To find the volume of the given solid, we can use polar coordinates. Convert the equations of the cone and the ring into polar form. Integrate the height of the cone with respect to r from 1 to 8 and evaluate the integral to find the volume.

Step-by-step explanation:

To find the volume of the given solid, we can use polar coordinates. First, let's convert the equations of the cone and the ring into polar form.

The equation of the cone in polar form is z = √(r²), where r is the distance from the origin to a point in the xy-plane. The equation of the ring in polar form is 1 ≤ r² ≤ 64, which simplifies to 1 ≤ r ≤ 8.

The volume of the solid can be found by integrating the height of the cone with respect to r from 1 to 8. The height of the cone is given by z = √(r²), so the integral becomes ∫(1 to 8) (z) dr = ∫(1 to 8) √(r²) dr.

Using the formula for the volume of a cone, the integral becomes ∫(1 to 8) (1/3)πr² dr.
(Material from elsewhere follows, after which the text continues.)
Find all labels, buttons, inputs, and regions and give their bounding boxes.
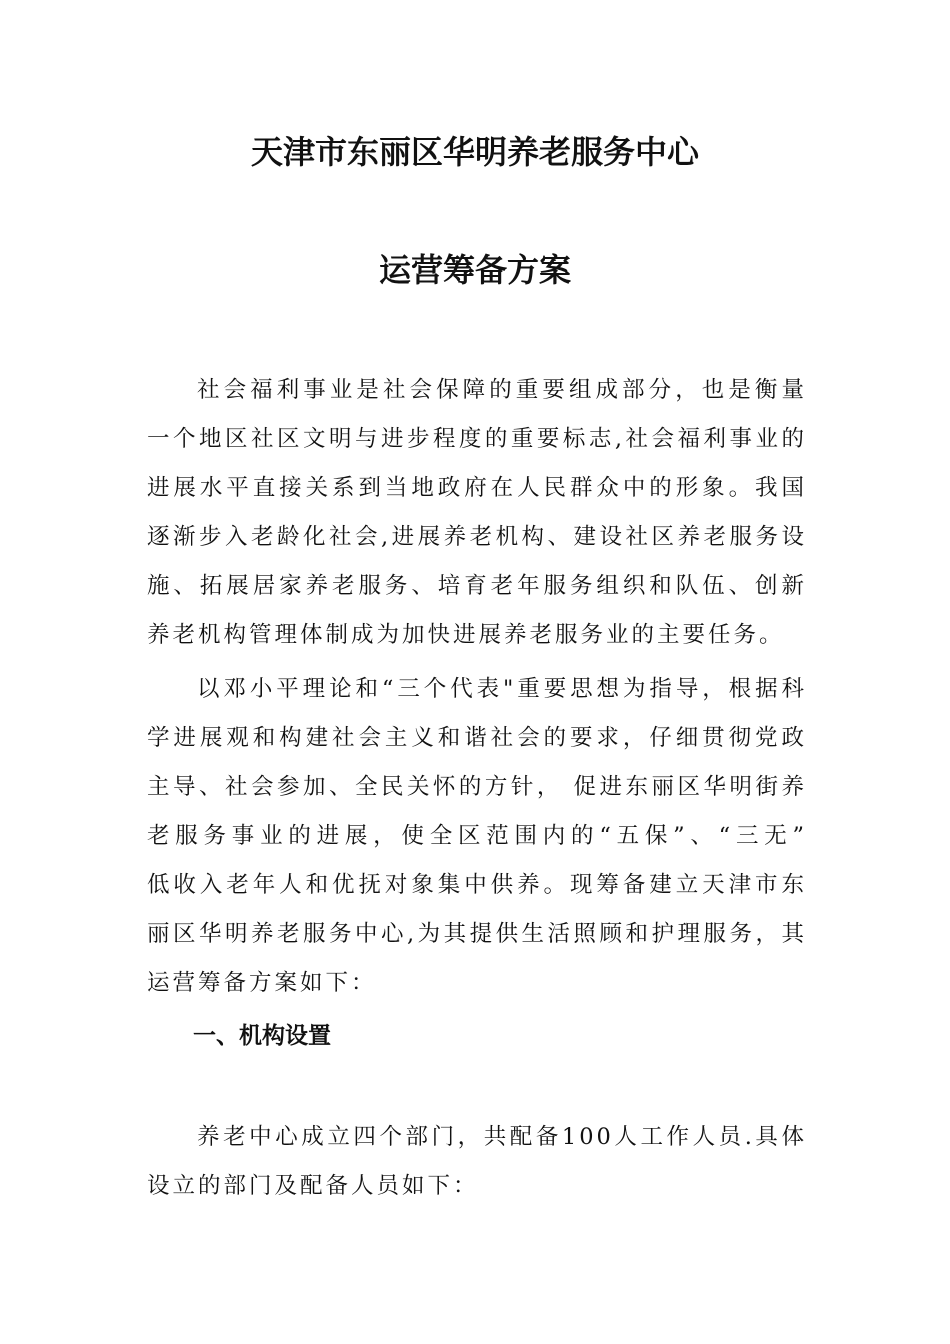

Evaluating the integral, we get the volume of the solid as V = (1/3)π[(8)³ - (1)³] = 168π cubic units.

Answer 2

The volume of a solid below the cone z = √x² + y² and above the ring 1 ≤ x² + y² ≤ 64 is found using polar coordinates by setting up and evaluating the double integral ∫_{0}^{2π} ∫_{1}^{8} r^2 dr dθ.

Step-by-step explanation:

To find the volume of the solid that lies below the cone z = √x² + y² and above the ring 1 ≤ x² + y² ≤ 64 using polar coordinates, we need to set up an integral in polar coordinates.

In polar coordinates, x² + y² becomes r² and the area element dA is given by r dr dθ. So, the volume integral in polar coordinates can be expressed as:

1. Convert the bounds of x² + y² to polar coordinates, which gives 1 ≤ r² ≤ 64.
2. Set up the integral with the appropriate limits for r from 1 to 8 (since r² = 64 means r = 8).
3. The angle θ goes from 0 to 2π to complete the full revolution around the ring.
4. Compute the integral ∫_{0}^{2π} ∫_{1}^{8} r^2 dr dθ which represents the volume under the cone and above the ring.

Notice that the expression for the cone, z = √x² + y², when converted to polar coordinates, becomes z = r. Therefore, we integrate r to get the volume.